Маркиза, доходившая, подобно своему возлюбленному, во всем до крайности, пригласила Лауру поужинать с ними и обласкала ее, словно хотела с особой торжественностью совершить величайшую жертву, на какую способна любовь. Эдуард был поражен и охвачен восторгом; волнение чувствительной души изливалось в его взорах, в его жестах; каждое его слово выражало страсть самую пламенную. Лаура была прекрасна, но он едва удостаивал ее взглядом. Не следуя примеру сего равнодушия, она смотрела внимательно, ибо картина истинной любви, оказавшаяся перед ее глазами, являла собою нечто новое, совершенно новое для нее.
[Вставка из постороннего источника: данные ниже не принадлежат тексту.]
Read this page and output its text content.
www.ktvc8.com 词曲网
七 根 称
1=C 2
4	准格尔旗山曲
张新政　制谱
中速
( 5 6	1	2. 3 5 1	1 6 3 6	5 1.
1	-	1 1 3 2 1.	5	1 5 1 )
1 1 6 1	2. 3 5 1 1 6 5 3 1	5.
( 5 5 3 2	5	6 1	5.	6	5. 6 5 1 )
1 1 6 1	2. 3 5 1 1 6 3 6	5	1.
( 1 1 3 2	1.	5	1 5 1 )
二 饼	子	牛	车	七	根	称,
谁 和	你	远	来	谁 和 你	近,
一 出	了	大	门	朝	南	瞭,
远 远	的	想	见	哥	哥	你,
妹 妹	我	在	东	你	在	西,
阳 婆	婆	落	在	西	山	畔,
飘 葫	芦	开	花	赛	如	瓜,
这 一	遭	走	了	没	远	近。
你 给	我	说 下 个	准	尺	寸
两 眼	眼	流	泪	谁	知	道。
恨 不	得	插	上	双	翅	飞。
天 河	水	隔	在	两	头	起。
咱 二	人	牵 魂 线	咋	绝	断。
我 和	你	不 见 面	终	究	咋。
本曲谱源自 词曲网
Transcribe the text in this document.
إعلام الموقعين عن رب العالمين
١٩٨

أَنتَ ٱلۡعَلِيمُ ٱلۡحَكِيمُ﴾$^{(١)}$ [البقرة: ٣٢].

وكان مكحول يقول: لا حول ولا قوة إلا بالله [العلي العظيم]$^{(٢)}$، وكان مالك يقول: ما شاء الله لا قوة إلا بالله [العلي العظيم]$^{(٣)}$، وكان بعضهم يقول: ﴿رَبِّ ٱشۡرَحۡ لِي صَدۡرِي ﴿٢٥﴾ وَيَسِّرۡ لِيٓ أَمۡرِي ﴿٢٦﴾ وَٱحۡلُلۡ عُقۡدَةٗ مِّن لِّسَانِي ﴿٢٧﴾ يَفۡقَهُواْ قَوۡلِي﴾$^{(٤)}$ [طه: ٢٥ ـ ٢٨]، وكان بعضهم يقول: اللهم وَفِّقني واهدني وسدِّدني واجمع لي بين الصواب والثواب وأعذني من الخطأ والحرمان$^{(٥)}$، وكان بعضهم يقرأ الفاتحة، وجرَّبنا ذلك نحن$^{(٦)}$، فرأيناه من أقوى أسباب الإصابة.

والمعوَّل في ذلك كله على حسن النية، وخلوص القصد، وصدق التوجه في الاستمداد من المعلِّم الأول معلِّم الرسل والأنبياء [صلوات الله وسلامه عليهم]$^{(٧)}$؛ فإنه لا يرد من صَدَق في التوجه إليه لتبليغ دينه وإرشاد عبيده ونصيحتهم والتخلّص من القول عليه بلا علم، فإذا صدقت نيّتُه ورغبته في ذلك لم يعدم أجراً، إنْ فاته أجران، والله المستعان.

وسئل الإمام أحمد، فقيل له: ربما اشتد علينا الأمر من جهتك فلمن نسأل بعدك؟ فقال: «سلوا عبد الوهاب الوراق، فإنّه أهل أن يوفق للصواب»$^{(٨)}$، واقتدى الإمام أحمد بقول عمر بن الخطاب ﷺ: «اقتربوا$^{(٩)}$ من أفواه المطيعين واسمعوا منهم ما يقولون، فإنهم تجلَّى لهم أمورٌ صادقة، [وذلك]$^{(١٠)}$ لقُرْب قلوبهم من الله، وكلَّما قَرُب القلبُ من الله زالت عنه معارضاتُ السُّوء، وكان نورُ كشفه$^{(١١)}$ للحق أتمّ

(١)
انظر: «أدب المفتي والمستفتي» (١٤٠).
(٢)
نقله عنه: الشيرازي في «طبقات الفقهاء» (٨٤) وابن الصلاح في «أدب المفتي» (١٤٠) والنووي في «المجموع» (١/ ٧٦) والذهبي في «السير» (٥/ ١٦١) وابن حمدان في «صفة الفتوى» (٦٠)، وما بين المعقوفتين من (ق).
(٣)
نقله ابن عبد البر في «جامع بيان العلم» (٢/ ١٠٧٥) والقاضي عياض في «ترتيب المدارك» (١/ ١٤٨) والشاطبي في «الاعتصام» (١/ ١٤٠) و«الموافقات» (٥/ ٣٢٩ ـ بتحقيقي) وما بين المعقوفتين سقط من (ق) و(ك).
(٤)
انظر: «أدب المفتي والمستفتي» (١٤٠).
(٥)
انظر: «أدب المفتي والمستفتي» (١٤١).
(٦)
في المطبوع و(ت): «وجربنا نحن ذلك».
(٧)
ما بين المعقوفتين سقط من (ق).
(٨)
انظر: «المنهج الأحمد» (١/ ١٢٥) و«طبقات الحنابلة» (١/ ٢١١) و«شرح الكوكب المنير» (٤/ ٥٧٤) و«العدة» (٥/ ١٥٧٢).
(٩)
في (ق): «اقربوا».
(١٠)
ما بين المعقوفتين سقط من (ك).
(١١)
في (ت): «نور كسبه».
После ужина маркиза отослала Лауру и осталась наедине со своим возлюбленным. Она рассчитывала, что теперь свидание с глазу на глаз будет опасным для него, и не ошиблась в этом; однако ее расчеты, что он поддастся искушению, не оправдались; вся ее ловкость сделала торжество добродетели лишь более блистательным и для обоих более тяжелым. Именно к этому вечеру и относится, в конце четвертой части «Юлии», восхищение, которое испытывал Сен-Пре перед силою воли своего друга.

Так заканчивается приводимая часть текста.